Usulan lain yang juga ditolak adalah terkait Pasal 263 tentang penyiaran atau penyebarluasan berita atau pemberitahuan bohong, Pasal 264 tentang menyiarkan berita yang tidak pasti, berlebihan, atau tidak lengkap, serta Pasal 304 tentang menghasut seseorang menjadi tidak beragama atau berkepercayaan.
Edward menambahkan, selain dari Dewan Pers, pihaknya juga menerima masukan dari elemen masyarakat lain, salah satunya organisasi non-pemerintah yang bergiat pada isu hukum pidana, yakni Institute for Criminal Justice Reform (ICJR). Sama halnya dengan usulan dari Dewan Pers, masukan dari ICJR juga dikelompokkan ke dalam tiga kategori.

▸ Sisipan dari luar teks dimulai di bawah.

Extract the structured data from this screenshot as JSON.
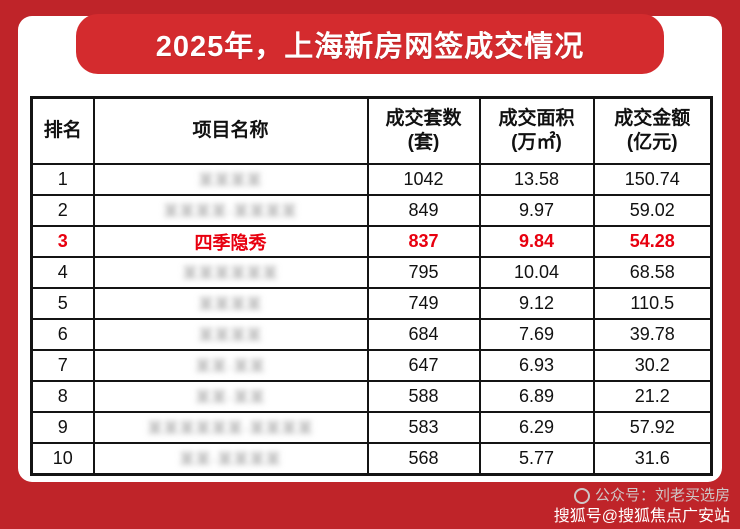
{
  "colors": {
    "background": "#bf2429",
    "banner": "#d42b2e",
    "highlight": "#e8000f",
    "table_border": "#141414"
  },
  "banner": {
    "title": "2025年，上海新房网签成交情况"
  },
  "table": {
    "headers": [
      {
        "line1": "排名"
      },
      {
        "line1": "项目名称"
      },
      {
        "line1": "成交套数",
        "line2": "(套)"
      },
      {
        "line1": "成交面积",
        "line2": "(万㎡)"
      },
      {
        "line1": "成交金额",
        "line2": "(亿元)"
      }
    ],
    "rows": [
      {
        "rank": "1",
        "name_placeholder": "某某某某",
        "units": "1042",
        "area": "13.58",
        "amount": "150.74"
      },
      {
        "rank": "2",
        "name_placeholder": "某某某某·某某某某",
        "units": "849",
        "area": "9.97",
        "amount": "59.02"
      },
      {
        "rank": "3",
        "name": "四季隐秀",
        "units": "837",
        "area": "9.84",
        "amount": "54.28"
      },
      {
        "rank": "4",
        "name_placeholder": "某某某某某某",
        "units": "795",
        "area": "10.04",
        "amount": "68.58"
      },
      {
        "rank": "5",
        "name_placeholder": "某某某某",
        "units": "749",
        "area": "9.12",
        "amount": "110.5"
      },
      {
        "rank": "6",
        "name_placeholder": "某某某某",
        "units": "684",
        "area": "7.69",
        "amount": "39.78"
      },
      {
        "rank": "7",
        "name_placeholder": "某某·某某",
        "units": "647",
        "area": "6.93",
        "amount": "30.2"
      },
      {
        "rank": "8",
        "name_placeholder": "某某·某某",
        "units": "588",
        "area": "6.89",
        "amount": "21.2"
      },
      {
        "rank": "9",
        "name_placeholder": "某某某某某某·某某某某",
        "units": "583",
        "area": "6.29",
        "amount": "57.92"
      },
      {
        "rank": "10",
        "name_placeholder": "某某·某某某某",
        "units": "568",
        "area": "5.77",
        "amount": "31.6"
      }
    ]
  },
  "footer": {
    "wechat": "公众号：刘老买选房",
    "sohu": "搜狐号@搜狐焦点广安站"
  },
  "chart_data": {
    "type": "table",
    "title": "2025年，上海新房网签成交情况",
    "columns": [
      "排名",
      "项目名称",
      "成交套数(套)",
      "成交面积(万㎡)",
      "成交金额(亿元)"
    ],
    "rows": [
      [
        1,
        "(模糊不可读)",
        1042,
        13.58,
        150.74
      ],
      [
        2,
        "(模糊不可读)",
        849,
        9.97,
        59.02
      ],
      [
        3,
        "四季隐秀",
        837,
        9.84,
        54.28
      ],
      [
        4,
        "(模糊不可读)",
        795,
        10.04,
        68.58
      ],
      [
        5,
        "(模糊不可读)",
        749,
        9.12,
        110.5
      ],
      [
        6,
        "(模糊不可读)",
        684,
        7.69,
        39.78
      ],
      [
        7,
        "(模糊不可读)",
        647,
        6.93,
        30.2
      ],
      [
        8,
        "(模糊不可读)",
        588,
        6.89,
        21.2
      ],
      [
        9,
        "(模糊不可读)",
        583,
        6.29,
        57.92
      ],
      [
        10,
        "(模糊不可读)",
        568,
        5.77,
        31.6
      ]
    ],
    "highlighted_row_rank": 3,
    "highlight_color": "#e8000f"
  }
}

Menanggapi hasil sosialisasi tersebut, Komisi III sepakat untuk meminta pemerintah menjadikannya sebagai bahan untuk merevisi draf RKUHP. Draf hasil revisi yang sudah menyertakan berbagai masukan publik itu nantinya yang akan digunakan dalam pembahasan pada masa sidang berikutnya. Sebab, DPR akan memasuki masa reses pada 5 Oktober dan baru kembali menggelar persidangan sebulan setelahnya.
Partisipasi bermakna
Anggota Komisi III DPR dari Fraksi Partai Gerindra, Habiburokhman, mengatakan, meski masih banyak masukan publik yang harus diperhatikan, hal itu harus dituntaskan secepatnya. Sebab, baik pemerintah maupun Komisi III menargetkan agar RKUHP bisa segera disahkan.
”Prinsipnya, masa sidang depan (RKUHP) harus kita ketok,” kata Habiburokhman.
Anggota Komisi III DPR dari Fraksi Partai Nasdem, Taufik Basari, sepakat, target waktu untuk menyelesaikan pembahasan RKUHP harus ditetapkan, yakni masa sidang berikutnya. Namun, ia juga mengusulkan agar waktu pembahasan selama satu masa sidang yang tersisa nantinya bisa dioptimalkan tidak hanya untuk memperbaiki berbagai kesalahan, tetapi juga tetap membuka ruang partisipasi publik.
Partisipasi yang dimaksud juga bukan sekadar melalui penyampaian saran ke Komisi III, tetapi bisa juga melalui berbagai diskusi publik di berbagai tempat. ”Ruang itu harus tetap kita buka untuk memastikan bahwa prinsip partisipasi bermakna dilaksanakan secara konkret sehingga RKUHP tidak dikesankan hanya milik DPR dan pemerintah, tetapi milik semua orang,” kata Taufik.
Selain tetap membuka ruang partisipasi, kata Taufik, diperlukan pula simulasi untuk sejumlah pasal yang menjadi kontroversi di masyarakat. Hasil simulasi nantinya dijadikan sebagai memorie van toelichting atau risalah yang berisi penjelasan latar belakang rumusan pasal dalam perumusan undang-undang. Selain itu, dibutuhkan pula harmonisasi RKUHP dengan undang-undang lain yang mengandung ketentuan pidana.